The number is referring to the timing of the fill bar – 1 is the first fill bar that appears, 2 is the second fill bar that appears, etc. Probability that fill bar holds as support/resistance.
Kind of interesting to note that the 3rd-5th bars have a higher probability to hold than the first two.
Number of bars it takes for the fill bar to be broken:
This one was kind of a bummer, I hoped that it would be much more clustered towards the lower count because it would map the overall map much more clear. As it stands though, I take it as a sign of no edge. Remember that markets have to move in order, so a completely uniform distribution is a very rare event. If they were more clustered, it would mean I could take this approach to the market:
-New wave occurs (still have to distinguish between the starting point of the new wave vs mini retracement in bigger wave)
-Wait for over/under fill
-If overfilling, wait for high of bar to be taken out, likely in next or 2 bars later (note: not the case here)

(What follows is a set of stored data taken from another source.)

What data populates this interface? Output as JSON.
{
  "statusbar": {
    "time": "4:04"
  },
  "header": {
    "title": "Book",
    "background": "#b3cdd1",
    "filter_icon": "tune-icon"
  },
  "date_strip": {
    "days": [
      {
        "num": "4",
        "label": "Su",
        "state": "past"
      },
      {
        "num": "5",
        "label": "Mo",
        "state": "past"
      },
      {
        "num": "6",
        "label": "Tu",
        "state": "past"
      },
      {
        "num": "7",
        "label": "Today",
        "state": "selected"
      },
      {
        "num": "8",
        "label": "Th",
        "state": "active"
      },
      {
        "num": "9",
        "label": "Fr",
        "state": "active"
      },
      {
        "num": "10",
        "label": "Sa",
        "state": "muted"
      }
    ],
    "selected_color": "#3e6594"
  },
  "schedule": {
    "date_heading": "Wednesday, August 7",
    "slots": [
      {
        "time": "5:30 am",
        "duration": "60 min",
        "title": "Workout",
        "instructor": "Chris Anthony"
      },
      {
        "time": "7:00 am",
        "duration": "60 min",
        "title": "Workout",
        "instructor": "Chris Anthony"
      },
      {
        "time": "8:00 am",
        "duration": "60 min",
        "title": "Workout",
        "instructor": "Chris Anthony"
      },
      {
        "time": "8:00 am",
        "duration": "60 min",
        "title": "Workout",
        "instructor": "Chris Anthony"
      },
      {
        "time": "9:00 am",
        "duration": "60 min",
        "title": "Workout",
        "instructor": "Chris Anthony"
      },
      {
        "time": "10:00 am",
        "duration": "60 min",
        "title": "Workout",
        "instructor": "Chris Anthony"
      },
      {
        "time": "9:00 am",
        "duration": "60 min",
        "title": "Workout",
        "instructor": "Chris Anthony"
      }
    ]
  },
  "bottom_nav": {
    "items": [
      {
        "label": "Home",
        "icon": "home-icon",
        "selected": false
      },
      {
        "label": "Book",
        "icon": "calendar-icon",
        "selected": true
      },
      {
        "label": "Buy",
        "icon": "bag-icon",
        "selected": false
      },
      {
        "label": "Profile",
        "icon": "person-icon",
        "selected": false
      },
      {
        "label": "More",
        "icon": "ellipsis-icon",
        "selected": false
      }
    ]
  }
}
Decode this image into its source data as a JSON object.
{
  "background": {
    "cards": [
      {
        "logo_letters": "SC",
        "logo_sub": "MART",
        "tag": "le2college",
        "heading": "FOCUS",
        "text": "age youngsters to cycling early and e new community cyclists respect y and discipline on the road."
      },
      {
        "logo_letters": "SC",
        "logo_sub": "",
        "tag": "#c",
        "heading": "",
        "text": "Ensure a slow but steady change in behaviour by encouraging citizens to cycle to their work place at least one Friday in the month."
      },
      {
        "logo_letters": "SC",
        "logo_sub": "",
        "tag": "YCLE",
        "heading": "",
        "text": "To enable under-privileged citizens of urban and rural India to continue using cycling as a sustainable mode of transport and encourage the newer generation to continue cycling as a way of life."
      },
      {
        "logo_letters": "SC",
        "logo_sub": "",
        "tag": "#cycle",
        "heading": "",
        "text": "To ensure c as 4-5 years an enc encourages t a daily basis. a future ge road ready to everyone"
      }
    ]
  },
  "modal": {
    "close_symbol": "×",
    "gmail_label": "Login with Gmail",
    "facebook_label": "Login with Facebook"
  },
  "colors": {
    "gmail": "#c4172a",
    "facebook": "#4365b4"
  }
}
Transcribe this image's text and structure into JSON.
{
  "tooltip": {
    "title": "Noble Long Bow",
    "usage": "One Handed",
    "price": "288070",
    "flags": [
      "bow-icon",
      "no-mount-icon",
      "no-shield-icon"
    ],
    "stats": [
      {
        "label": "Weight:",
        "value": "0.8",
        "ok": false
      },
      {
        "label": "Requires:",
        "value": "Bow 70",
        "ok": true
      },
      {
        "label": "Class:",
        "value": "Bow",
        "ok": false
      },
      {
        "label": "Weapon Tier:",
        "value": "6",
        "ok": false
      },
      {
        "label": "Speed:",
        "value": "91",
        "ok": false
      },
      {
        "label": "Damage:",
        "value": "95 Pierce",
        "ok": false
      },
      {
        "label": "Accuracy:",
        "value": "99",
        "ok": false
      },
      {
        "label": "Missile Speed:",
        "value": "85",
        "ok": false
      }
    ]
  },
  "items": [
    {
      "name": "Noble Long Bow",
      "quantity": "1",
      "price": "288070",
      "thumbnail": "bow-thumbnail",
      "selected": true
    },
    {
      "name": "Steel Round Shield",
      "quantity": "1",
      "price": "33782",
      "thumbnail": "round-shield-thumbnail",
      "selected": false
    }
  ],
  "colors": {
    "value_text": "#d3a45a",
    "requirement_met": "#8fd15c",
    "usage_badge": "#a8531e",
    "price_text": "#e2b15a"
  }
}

The probability to break is decent, but if I want to have an accurate measure of when it will break, I’d like to to wait until at least an 80% probability, which is 5 bars. To me it’s just too late, because 5 bars vastly increases the probability that the wave has already ended because if price is not going down (breaking the bar) then it’s going up and extending the wave.

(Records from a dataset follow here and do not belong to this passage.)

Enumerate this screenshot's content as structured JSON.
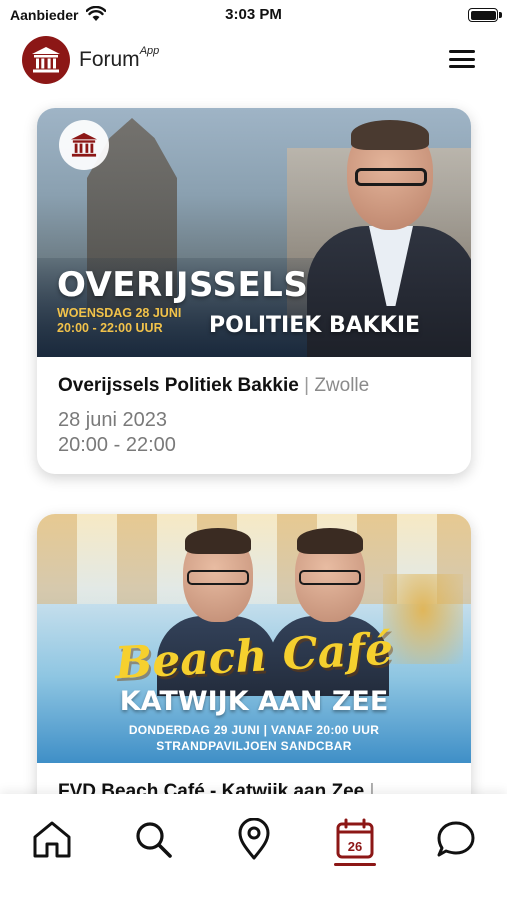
{
  "status_bar": {
    "carrier": "Aanbieder",
    "time": "3:03 PM"
  },
  "header": {
    "app_name": "Forum",
    "app_name_suffix": "App"
  },
  "events": [
    {
      "banner": {
        "title": "OVERIJSSELS",
        "date_line1": "WOENSDAG 28 JUNI",
        "date_line2": "20:00 - 22:00 UUR",
        "subtitle": "POLITIEK BAKKIE"
      },
      "title": "Overijssels Politiek Bakkie",
      "separator": " | ",
      "location": "Zwolle",
      "date": "28 juni 2023",
      "time": "20:00 - 22:00"
    },
    {
      "banner": {
        "script": "Beach Café",
        "title": "KATWIJK AAN ZEE",
        "info_line1": "DONDERDAG 29 JUNI | VANAF 20:00 UUR",
        "info_line2": "STRANDPAVILJOEN SANDCBAR"
      },
      "title": "FVD Beach Café - Katwijk aan Zee",
      "separator": " |"
    }
  ],
  "bottom_nav": {
    "items": [
      "home-icon",
      "search-icon",
      "location-pin-icon",
      "calendar-icon",
      "chat-icon"
    ],
    "active": "calendar-icon",
    "calendar_day": "26"
  },
  "colors": {
    "brand": "#8c1716",
    "text": "#111111",
    "muted": "#8a8a8a",
    "highlight": "#f1c24a"
  }
}
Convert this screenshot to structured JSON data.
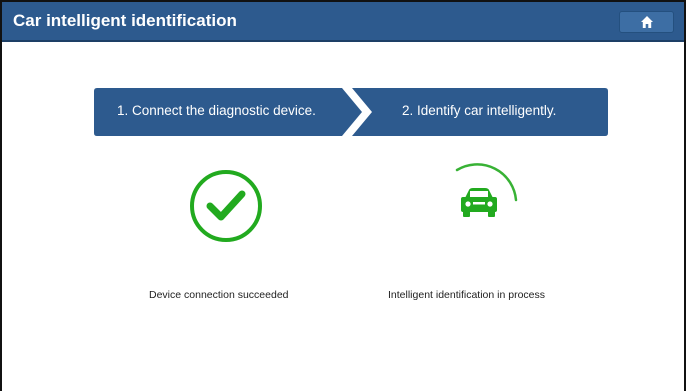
{
  "header": {
    "title": "Car intelligent identification",
    "home_icon": "home-icon"
  },
  "steps": [
    {
      "label": "1. Connect the diagnostic device."
    },
    {
      "label": "2. Identify car intelligently."
    }
  ],
  "status": {
    "connection": {
      "icon": "check-circle-icon",
      "text": "Device connection succeeded",
      "state": "success"
    },
    "identification": {
      "icon": "car-icon",
      "text": "Intelligent identification in process",
      "state": "in-progress"
    }
  },
  "colors": {
    "header_bg": "#2d5a8e",
    "step_bg": "#2d5a8e",
    "success_green": "#22aa1f"
  }
}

Overall, there is a 86% (233/271) that the first over/under filled bar will be a continuation bar. In up moves, an underfilled bar will lead to at least 1 more higher high before the termination of the wave and vice versa for shorts. aka, there is a 14% chance that the first bar that is extreme filled is actually the extreme itself (done this before). It continues that there is a 66% chance that this bar is broken on the other wise (further pullback). So the most likely flow of price in these structures is to make an extreme, pullback, and continue, sort of like a mini-swing within the swing. These are more tradeable points, rather than the map given by the overall swing.
These are kinda cool to look at, may be some extra things to pick up and test.
Dominant safe zone: 40% – 80%
Non-dominant safe zone: 10% – 40%
Dominant safe zone: 10% – 40%
Non-dominant safe zone: 45% – 75%
There are some differences between the type of wave in effect, but from this alone, it’s not quite something I can really use effectively to make a better trade decision.